Este texto marca o início de um novo ciclo pra mim. O retorno de Saturno vem e com ele as mudanças também. Muita coisa tem mudado aqui dentro, a começar pelo meu movimento de voltar a falar. E é impossível falar do meu processo de retomar à fala sem voltar lá atrás, onde tudo começou.
Já faz uns anos que eu sentia a minha vida passando e eu a estava olhando passar pela minha frente, inerte, sem conseguir me mover. Não é o que parece de fora. Por fora eu sou a pessoa dos movimentos, nem todos os movimentos que faço parte estou em evidência, mas estou por detrás dos bastidores de muitos movimentos. E não digo movimento social, deste também já fiz parte, me organizando coletivamente, falo de diversos movimentos, de projetos artísticos, culturais e de ações sociais.
Mas por dentro eu me sentia sufocada, por muito tempo, já faz muito tempo. O sufocamento começou na infância, desde que eu nasci e vim a este mundo que insiste em negar voz e vez às pessoas de cor. E assim, pra atender às exigências da sociedade, que quer adestrar todas as culturas pra que a Europa seja o centro de tudo, fui criada pra ser uma pessoa polida.
Eu, que fui uma criança falante, sorridente, criativa, dançava muito, cantava, falava alto, gargalhava, falava demais, respondona demais, fui pouco a pouco sendo podada. Não culpo meus pais de forma alguma, eles fizeram o melhor deles, só estavam seguindo as regras de etiqueta da sociedade.
Até pouco tempo atrás esse sentimento de sufocamento fazia parte de mim. A inquietação de parar de me apequenar e iniciar um processo de fala começou no terreiro, quando fui abraçada pelas entidades que diziam que eu precisava ir atrás do falador (psicólogo), porque precisava de ajuda. E enquanto eu não ia, porque sou muito teimosa, fui buscando formas de falar e botar pra fora o que tinha que sair.
O pontapé inicial foi a série de lives que criei em abril de 2020, o Dandariando, que deriva do segundo nome que adotei pra mim, Jéssica Dandara. Neste mesmo período eu tive um sonho com Iansã, e ela, que é a dona dos meus caminhos, apareceu pra mim na forma de uma mulher com um vestido vermelho e uma adaga na mão, me defendendo de um homem furioso que queria me atacar. Oyá veio me trazendo bons ventos e mostrando que a minha vida tinha que ser mais do que um movimento para os outros, a minha vida precisava caminhar em prol de mim também.

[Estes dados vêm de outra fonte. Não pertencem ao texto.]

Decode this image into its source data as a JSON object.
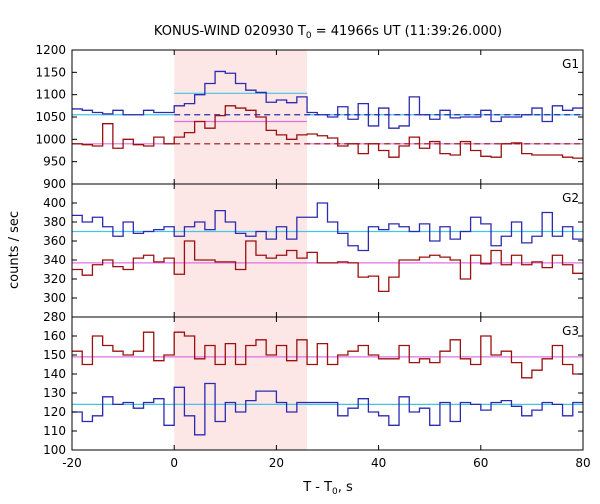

O Dandariando se tornou um projeto, rentável, inclusive. No dia 15 de abril lancei o primeiro episódio do Dandariando Podcast, com o Dayrel, criador da página Funkeiros Cults. Neste episódio eu trago um pouco de mim, da minha relação com o funk e com a literatura. Falar dos meus processos só foi possível, além do meu esforço, graças à Orixá, muito banho de folhas, conversas com entidades e psicoterapia.

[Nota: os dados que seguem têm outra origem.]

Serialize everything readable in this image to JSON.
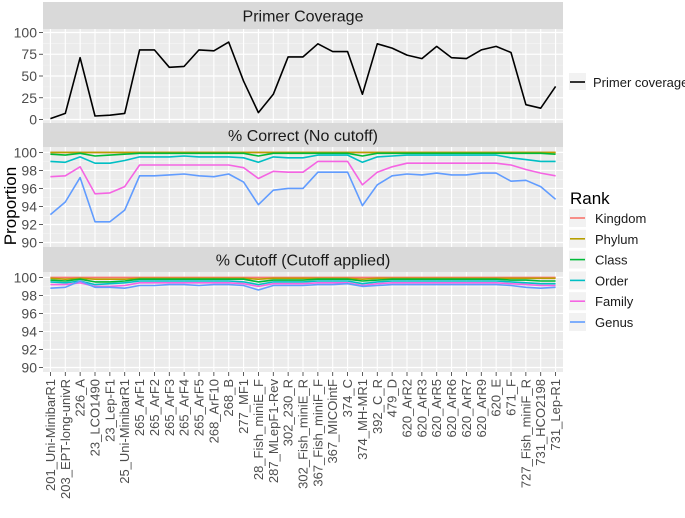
{
  "chart_data": {
    "type": "line",
    "ylabel": "Proportion",
    "categories": [
      "201_Uni-MinibarR1",
      "203_EPT-long-univR",
      "226_A",
      "23_LCO1490",
      "23_Lep-F1",
      "25_Uni-MinibarR1",
      "265_ArF1",
      "265_ArF2",
      "265_ArF3",
      "265_ArF4",
      "265_ArF5",
      "268_ArF10",
      "268_B",
      "277_MF1",
      "28_Fish_miniE_F",
      "287_MLepF1-Rev",
      "302_230_R",
      "302_Fish_miniE_R",
      "367_Fish_miniF_F",
      "367_MICOintF",
      "374_C",
      "374_MH-MR1",
      "392_C_R",
      "479_D",
      "620_ArR2",
      "620_ArR3",
      "620_ArR5",
      "620_ArR6",
      "620_ArR7",
      "620_ArR9",
      "620_E",
      "671_F",
      "727_Fish_miniF_R",
      "731_HCO2198",
      "731_Lep-R1"
    ],
    "panels": [
      {
        "title": "Primer Coverage",
        "yticks": [
          0,
          25,
          50,
          75,
          100
        ],
        "ylim": [
          -4,
          104
        ],
        "series": [
          {
            "name": "Primer coverage",
            "color": "#000000",
            "values": [
              1,
              7,
              71,
              4,
              5,
              7,
              80,
              80,
              60,
              61,
              80,
              79,
              89,
              44,
              8,
              29,
              72,
              72,
              87,
              78,
              78,
              29,
              87,
              82,
              74,
              70,
              84,
              71,
              70,
              80,
              84,
              77,
              17,
              13,
              38
            ]
          }
        ]
      },
      {
        "title": "% Correct (No cutoff)",
        "yticks": [
          90,
          92,
          94,
          96,
          98,
          100
        ],
        "ylim": [
          89.5,
          100.6
        ],
        "series": [
          {
            "name": "Kingdom",
            "color": "#F8766D",
            "values": [
              100,
              100,
              100,
              100,
              100,
              100,
              100,
              100,
              100,
              100,
              100,
              100,
              100,
              100,
              100,
              100,
              100,
              100,
              100,
              100,
              100,
              100,
              100,
              100,
              100,
              100,
              100,
              100,
              100,
              100,
              100,
              100,
              100,
              100,
              100
            ]
          },
          {
            "name": "Phylum",
            "color": "#B79F00",
            "values": [
              100,
              100,
              100,
              100,
              100,
              100,
              100,
              100,
              100,
              100,
              100,
              100,
              100,
              100,
              100,
              100,
              100,
              100,
              100,
              100,
              100,
              100,
              100,
              100,
              100,
              100,
              100,
              100,
              100,
              100,
              100,
              100,
              100,
              100,
              100
            ]
          },
          {
            "name": "Class",
            "color": "#00BA38",
            "values": [
              99.8,
              99.7,
              99.9,
              99.6,
              99.7,
              99.8,
              99.9,
              99.9,
              99.9,
              99.9,
              99.9,
              99.9,
              99.9,
              99.9,
              99.6,
              99.9,
              99.9,
              99.9,
              99.9,
              99.9,
              99.9,
              99.6,
              99.9,
              99.9,
              99.9,
              99.9,
              99.9,
              99.9,
              99.9,
              99.9,
              99.9,
              99.9,
              99.9,
              99.9,
              99.8
            ]
          },
          {
            "name": "Order",
            "color": "#00BFC4",
            "values": [
              99,
              98.9,
              99.5,
              98.8,
              98.8,
              99.1,
              99.5,
              99.5,
              99.5,
              99.6,
              99.5,
              99.5,
              99.5,
              99.4,
              98.9,
              99.5,
              99.4,
              99.4,
              99.7,
              99.7,
              99.7,
              98.9,
              99.5,
              99.6,
              99.7,
              99.7,
              99.7,
              99.7,
              99.7,
              99.7,
              99.7,
              99.4,
              99.2,
              99,
              99
            ]
          },
          {
            "name": "Family",
            "color": "#F564E3",
            "values": [
              97.3,
              97.4,
              98.4,
              95.4,
              95.5,
              96.2,
              98.6,
              98.6,
              98.6,
              98.6,
              98.6,
              98.6,
              98.6,
              98.3,
              97.1,
              97.9,
              97.8,
              97.8,
              99,
              99,
              99,
              96.4,
              97.8,
              98.4,
              98.8,
              98.8,
              98.8,
              98.8,
              98.8,
              98.8,
              98.8,
              98.6,
              98.1,
              97.7,
              97.4
            ]
          },
          {
            "name": "Genus",
            "color": "#619CFF",
            "values": [
              93.1,
              94.5,
              97.2,
              92.3,
              92.3,
              93.6,
              97.4,
              97.4,
              97.5,
              97.6,
              97.4,
              97.3,
              97.6,
              96.7,
              94.2,
              95.8,
              96,
              96,
              97.8,
              97.8,
              97.8,
              94.1,
              96.4,
              97.4,
              97.6,
              97.5,
              97.7,
              97.5,
              97.5,
              97.7,
              97.7,
              96.8,
              96.9,
              96.2,
              94.8
            ]
          }
        ]
      },
      {
        "title": "% Cutoff (Cutoff applied)",
        "yticks": [
          90,
          92,
          94,
          96,
          98,
          100
        ],
        "ylim": [
          89.5,
          100.6
        ],
        "series": [
          {
            "name": "Kingdom",
            "color": "#F8766D",
            "values": [
              100,
              100,
              100,
              100,
              100,
              100,
              100,
              100,
              100,
              100,
              100,
              100,
              100,
              100,
              100,
              100,
              100,
              100,
              100,
              100,
              100,
              100,
              100,
              100,
              100,
              100,
              100,
              100,
              100,
              100,
              100,
              100,
              100,
              100,
              100
            ]
          },
          {
            "name": "Phylum",
            "color": "#B79F00",
            "values": [
              99.9,
              99.8,
              99.9,
              99.8,
              99.8,
              99.8,
              99.9,
              99.9,
              99.9,
              99.9,
              99.9,
              99.9,
              99.9,
              99.9,
              99.8,
              99.9,
              99.9,
              99.9,
              99.9,
              99.9,
              99.9,
              99.8,
              99.9,
              99.9,
              99.9,
              99.9,
              99.9,
              99.9,
              99.9,
              99.9,
              99.9,
              99.9,
              99.9,
              99.9,
              99.9
            ]
          },
          {
            "name": "Class",
            "color": "#00BA38",
            "values": [
              99.7,
              99.6,
              99.8,
              99.5,
              99.5,
              99.6,
              99.8,
              99.8,
              99.8,
              99.8,
              99.8,
              99.8,
              99.8,
              99.8,
              99.5,
              99.7,
              99.7,
              99.7,
              99.8,
              99.8,
              99.8,
              99.6,
              99.7,
              99.8,
              99.8,
              99.8,
              99.8,
              99.8,
              99.8,
              99.8,
              99.8,
              99.7,
              99.7,
              99.6,
              99.6
            ]
          },
          {
            "name": "Order",
            "color": "#00BFC4",
            "values": [
              99.5,
              99.4,
              99.6,
              99.2,
              99.3,
              99.4,
              99.6,
              99.6,
              99.6,
              99.6,
              99.6,
              99.6,
              99.6,
              99.5,
              99.2,
              99.5,
              99.5,
              99.5,
              99.6,
              99.6,
              99.6,
              99.3,
              99.5,
              99.6,
              99.6,
              99.6,
              99.6,
              99.6,
              99.6,
              99.6,
              99.6,
              99.5,
              99.4,
              99.3,
              99.3
            ]
          },
          {
            "name": "Family",
            "color": "#F564E3",
            "values": [
              99.2,
              99.2,
              99.4,
              99,
              99,
              99.1,
              99.4,
              99.4,
              99.4,
              99.4,
              99.4,
              99.4,
              99.4,
              99.3,
              99,
              99.3,
              99.3,
              99.3,
              99.4,
              99.4,
              99.4,
              99.1,
              99.3,
              99.4,
              99.4,
              99.4,
              99.4,
              99.4,
              99.4,
              99.4,
              99.4,
              99.3,
              99.2,
              99.1,
              99.1
            ]
          },
          {
            "name": "Genus",
            "color": "#619CFF",
            "values": [
              98.8,
              98.9,
              99.6,
              98.9,
              98.9,
              98.8,
              99.1,
              99.1,
              99.2,
              99.2,
              99.1,
              99.2,
              99.2,
              99.1,
              98.6,
              99.1,
              99.1,
              99.1,
              99.2,
              99.2,
              99.3,
              99,
              99.1,
              99.2,
              99.2,
              99.2,
              99.2,
              99.2,
              99.2,
              99.2,
              99.2,
              99.1,
              98.9,
              98.8,
              98.9
            ]
          }
        ]
      }
    ],
    "legends": [
      {
        "title": "",
        "entries": [
          "Primer coverage"
        ],
        "colors": [
          "#000000"
        ],
        "placement": "right"
      },
      {
        "title": "Rank",
        "entries": [
          "Kingdom",
          "Phylum",
          "Class",
          "Order",
          "Family",
          "Genus"
        ],
        "colors": [
          "#F8766D",
          "#B79F00",
          "#00BA38",
          "#00BFC4",
          "#F564E3",
          "#619CFF"
        ],
        "placement": "right"
      }
    ],
    "grid": true
  }
}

Quero explicitar que o Dandariando não é e também não o vendo como um projeto político, organizado coletivamente, etc, não tenho pretensão alguma de apresentá-lo assim. Trata-se de um projeto pessoal, mas já faz um tempo que eu escolhi que o meu trabalho deve significar algo relevante, não só a mim. É lógico que eu trato de temáticas sociais com responsabilidade, por tudo que eu aprendi no movimento social, mas essas questões não são pretextos pro podcast acontecer.
O Dandariando faz parte de um momento em que eu retorno a mim mesma. Minha fala de efeito é “As nossas vozes precisam ser ouvidas”, porque é importante se expressar. Falar é existir no mundo, e no podcast eu trago outras pessoas pra falar comigo, porque não quero falar sozinha, porque não existo sozinha no mundo. Eu só estou aqui porque existiram resistências coletivas.
Apesar de toda a consciência política que eu tinha, sobre a importância de transformar a fala em ação, como nos ensinou Audre Lorde, não foi o suficiente pra que eu conseguisse pôr em prática o tanto de aprendizado nos anos de movimento social. Sei que ela fala de questões coletivas, não de vozes silenciadas individualmente, mas às vezes, até pra se organizar politicamente, coletivamente, a gente precisa parar pra se cuidar e retornar a si mesma. Perdidas, não encontramos rumo algum.
Nem todes têm aptidão para a escrita ou fala, mas essas não são as únicas formas de expressão, pois há outras formas de estar no mundo. O audiovisual, artes visuais e imagens também comunicam. Nem todas as formas de se expressar serão entendíveis a todes, mas certamente temos alguma em que nos identificamos para fazer ecoar a nossa voz, que faz com que a gente exista, e tudo faça sentido, e é dessa “alguma” que a gente precisa se apropriar, pra que a nossa existência não seja negada. Não mais.